Conclusa con Traviata la stagione lirica OPER.A 20.21 della Fondazione Haydn di Bolzano e Trento, torniamo nell’amatissima Bolzano per Die Csárdásfürstin, una coproduzione del Vereinigte Bühnen Bozen e della Fondazione stessa. Occasione ghiotta perché l’operetta è genere ingiustamente snobbato dai maggiori teatri italiani, nonostante qualche sporadica ripresa di Vedova allegra o Fledermaus ampiamente documentate su questo portale.
Die Csárdásfürstin debuttò a Vienna nel 1915, dieci anni dopo Lustige Witve e in pieno conflitto mondiale, esorcizzandone per un attimo l’apocalisse. Successo clamoroso, 533 repliche in due anni, nel ruolo principale Mizzi Günther, la prima Glawari, poi Irene Fidler. L’ungherese Imre Kálmán, assieme a Franz Lehár maestro della cosiddetta “età d’argento dell’operetta viennese”, mantiene vivo il legame con la terra d’origine attraverso la calcata enfasi coloristica. La partitura della Csárdásfürstin unisce infatti influenze magiare, valzer e una leggera civetteria in un polimorfismo davvero suggestivo, forse meno elegante rispetto a quello di Lehár, ma altrettanto coinvolgente e orecchiabile. Ascoltiamo duetti come “Tausend kleine Engel singen”, “Mädchen gibt es wunderfeine” e “Weißt du es noch?” e scopriremo che musica e parole conferiscono ai sentimenti un cupo romanticismo quasi da opera, distaccandosi completamente dalla frivolezza degli amori di Hanna e Danilo.

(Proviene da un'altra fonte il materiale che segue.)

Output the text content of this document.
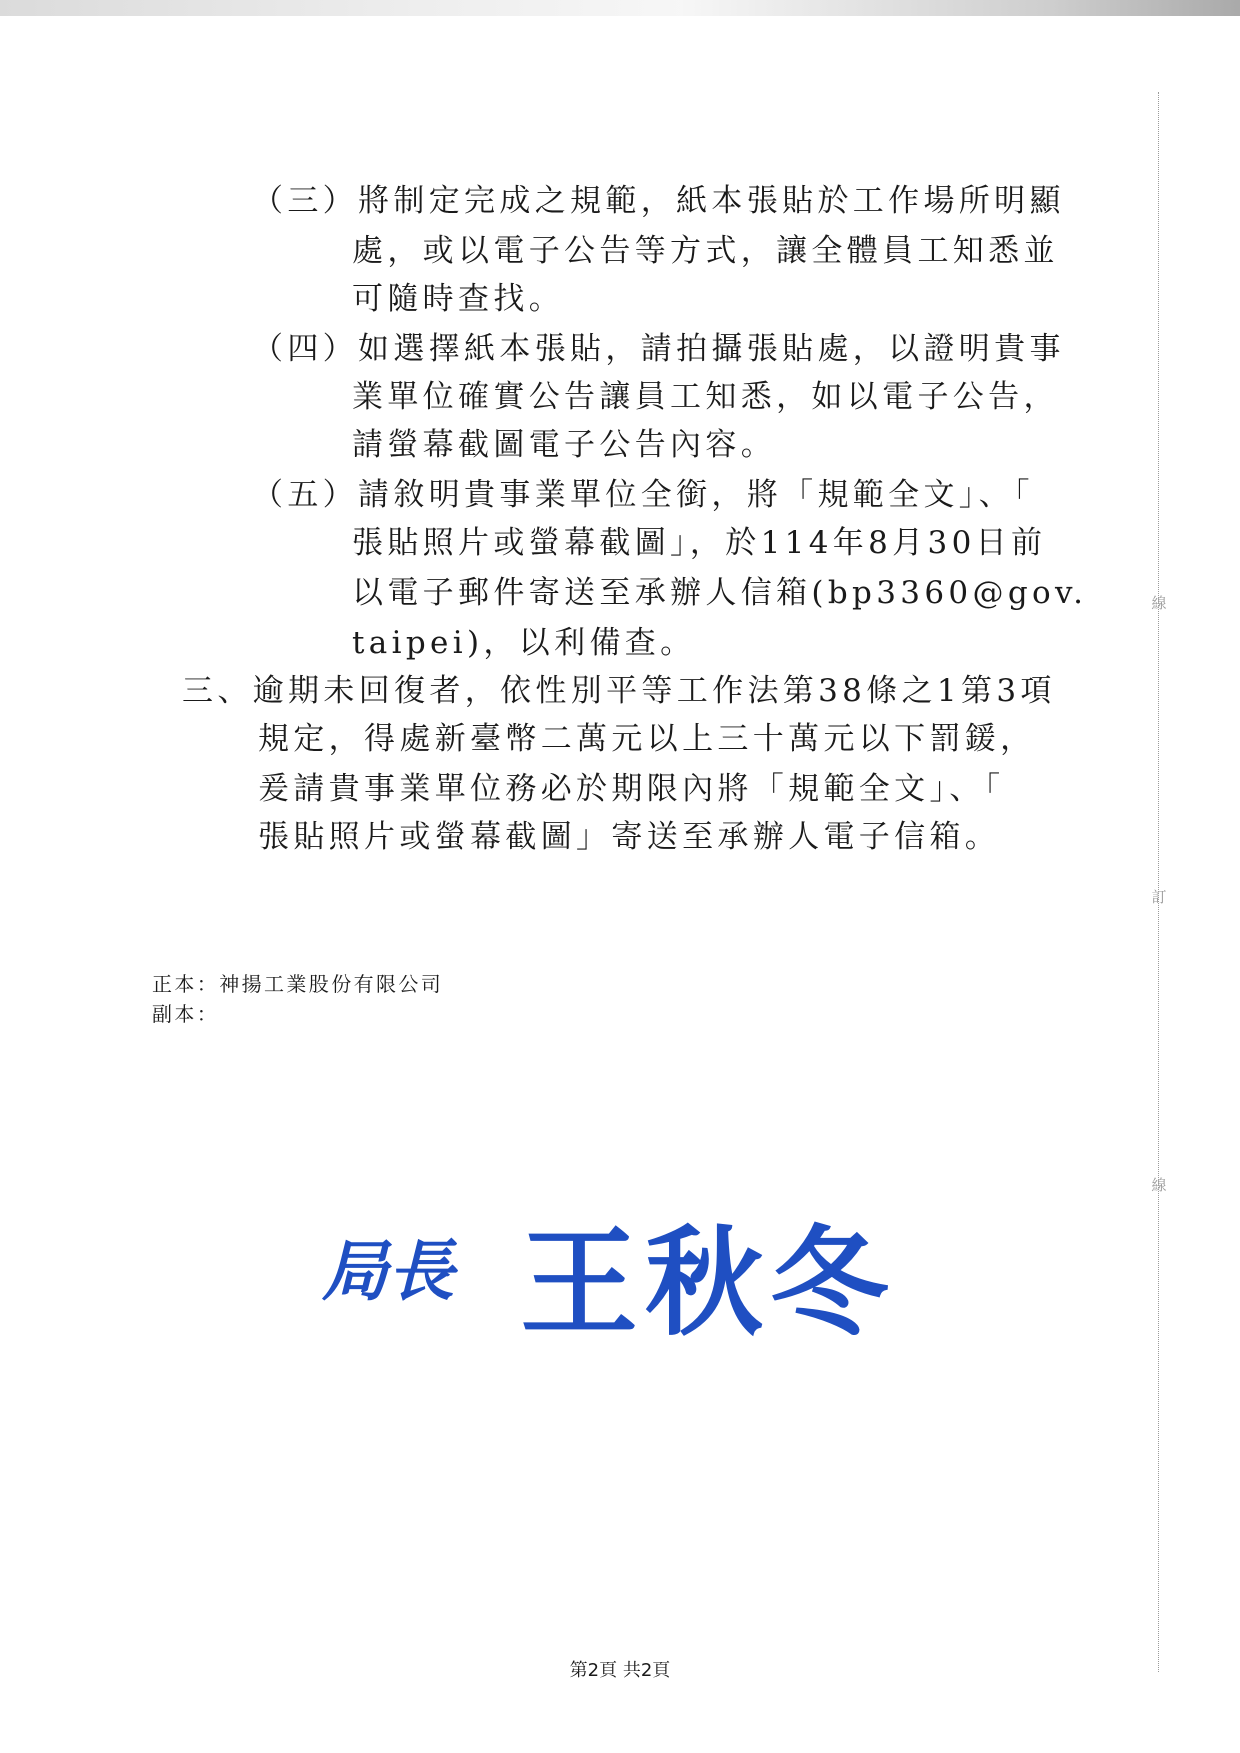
線
訂
線
（三）將制定完成之規範，紙本張貼於工作場所明顯
處，或以電子公告等方式，讓全體員工知悉並
可隨時查找。
（四）如選擇紙本張貼，請拍攝張貼處，以證明貴事
業單位確實公告讓員工知悉，如以電子公告，
請螢幕截圖電子公告內容。
（五）請敘明貴事業單位全銜，將「規範全文」、「
張貼照片或螢幕截圖」，於114年8月30日前
以電子郵件寄送至承辦人信箱(bp3360@gov.
taipei)，以利備查。
三、逾期未回復者，依性別平等工作法第38條之1第3項
規定，得處新臺幣二萬元以上三十萬元以下罰鍰，
爰請貴事業單位務必於期限內將「規範全文」、「
張貼照片或螢幕截圖」寄送至承辦人電子信箱。
正本：神揚工業股份有限公司
副本：
局長 王秋冬
第2頁 共2頁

Rispetto ad essi, Sylva e Edwin sono assai approfonditi. Il libretto, collaborazione tra Béla Jenbach e Leo Stein, trasuda erotismo e desiderio, parendoci meno sciocco rispetto a quello della Witve, di cui Stein fu coautore.

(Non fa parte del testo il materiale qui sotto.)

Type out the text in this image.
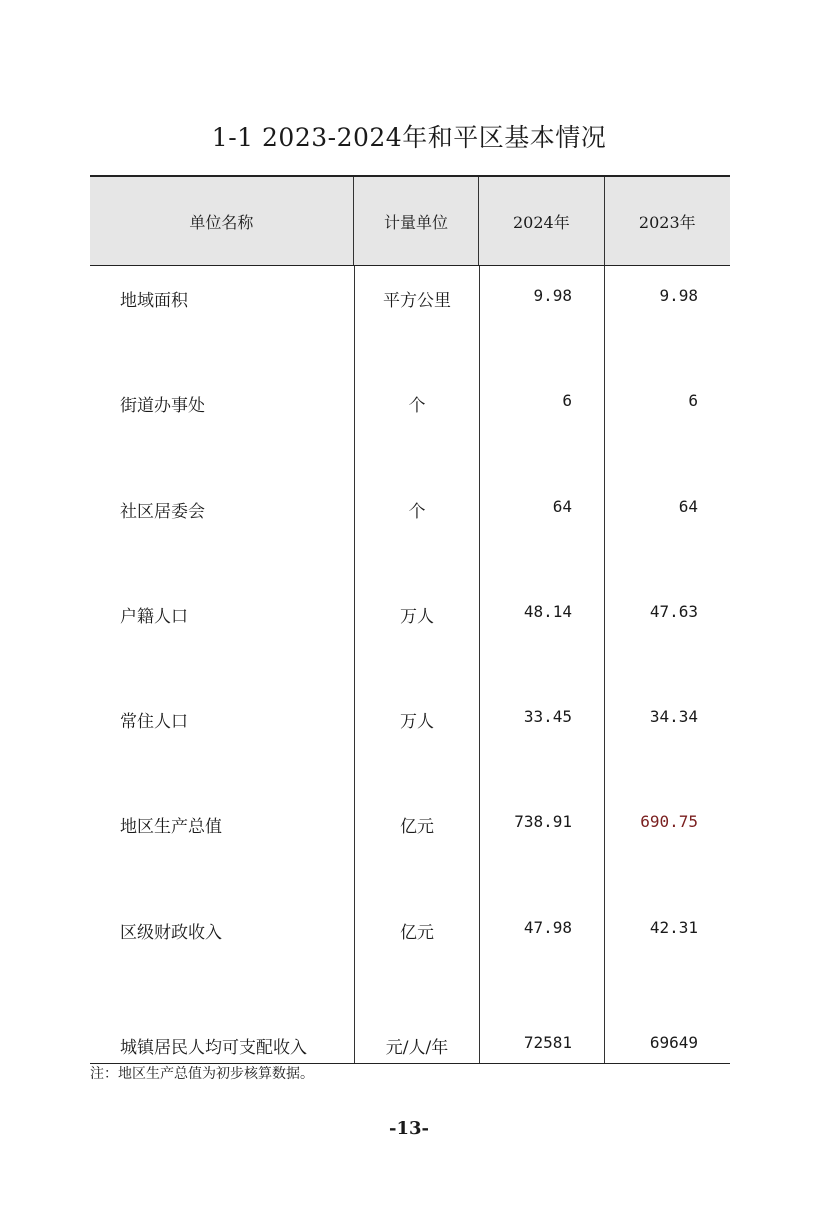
1-1 2023-2024年和平区基本情况
单位名称	计量单位	2024年	2023年
地域面积	平方公里	9.98	9.98
街道办事处	个	6	6
社区居委会	个	64	64
户籍人口	万人	48.14	47.63
常住人口	万人	33.45	34.34
地区生产总值	亿元	738.91	690.75
区级财政收入	亿元	47.98	42.31
城镇居民人均可支配收入	元/人/年	72581	69649
注：地区生产总值为初步核算数据。
-13-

All’Orpheum di Budapest si festeggia l’addio della stella locale, la Csárdásfürstin Sylva Varescu, pronta a partire per gli Stati Uniti in cerca di fortuna artistica. Il Principe Edwin, innamorato di Sylva, si impegna a sposarla entro otto settimane, ma verrà richiamato a Vienna per le nozze con la Contessa Stasi. Dopo equivoci, corteggiamenti, bugie e agnizioni, i due amanti potranno coronare il loro sogno.

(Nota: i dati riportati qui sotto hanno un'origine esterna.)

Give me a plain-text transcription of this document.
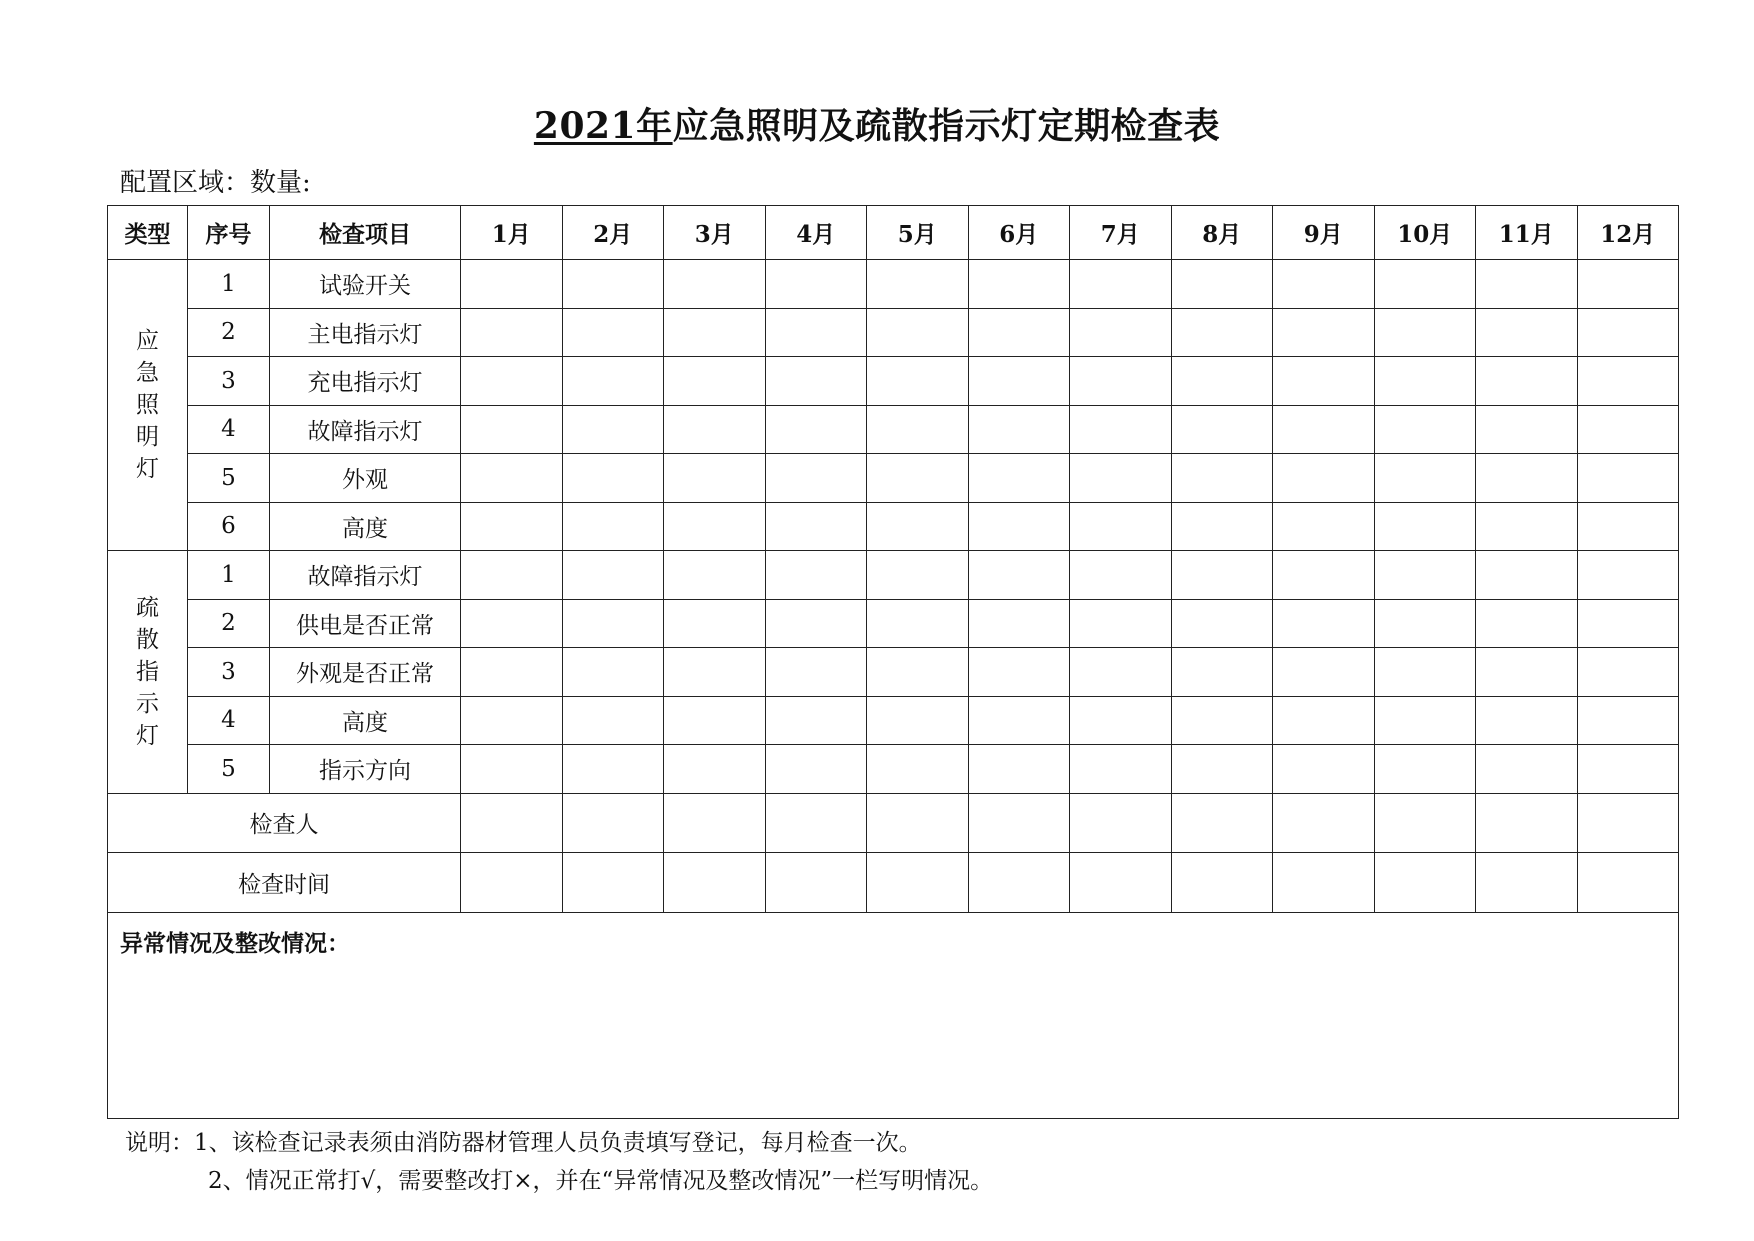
2021年应急照明及疏散指示灯定期检查表
配置区域：数量:
类型	序号	检查项目	1月	2月	3月	4月	5月	6月	7月	8月	9月	10月	11月	12月

应
急
照
明
灯	1	试验开关												
	2	主电指示灯												
	3	充电指示灯												
	4	故障指示灯												
	5	外观												
	6	高度												

疏
散
指
示
灯	1	故障指示灯												
	2	供电是否正常												
	3	外观是否正常												
	4	高度												
	5	指示方向												
检查人														
检查时间														
异常情况及整改情况：														
说明：1、该检查记录表须由消防器材管理人员负责填写登记，每月检查一次。
2、情况正常打√，需要整改打×，并在“异常情况及整改情况”一栏写明情况。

Proposta rigorosamente in tedesco, questa Csárdásfürstin vede impegnati la drammaturga Ina Tartler e il regista Georg Schmiedleitner in una rilettura moderna e convincente. Sovente avvolta in abiti succinti di latex o di pailettes, Sylva qui è un’algida vampiressa dal cuore tenero. La regia enfatizza la sensualità del testo, inserendo nell’azione una certa dose di irriverente trasgressione, dissacrando, forse troppo, tramite controscene i momenti più lirici. I personaggi mantengono vivo e spigliato il ritmo, grazie anche al talento degli interpreti. Un plauso va ai ballerini-cantanti Aloysia Astari, Andrea De Majo, Julia Gampi, Gregor Krammer, Bernadette Leitner, Sarah Merler, quasi sempre sul palco, impegnati non solo nelle coreografie di Marcel Leemann.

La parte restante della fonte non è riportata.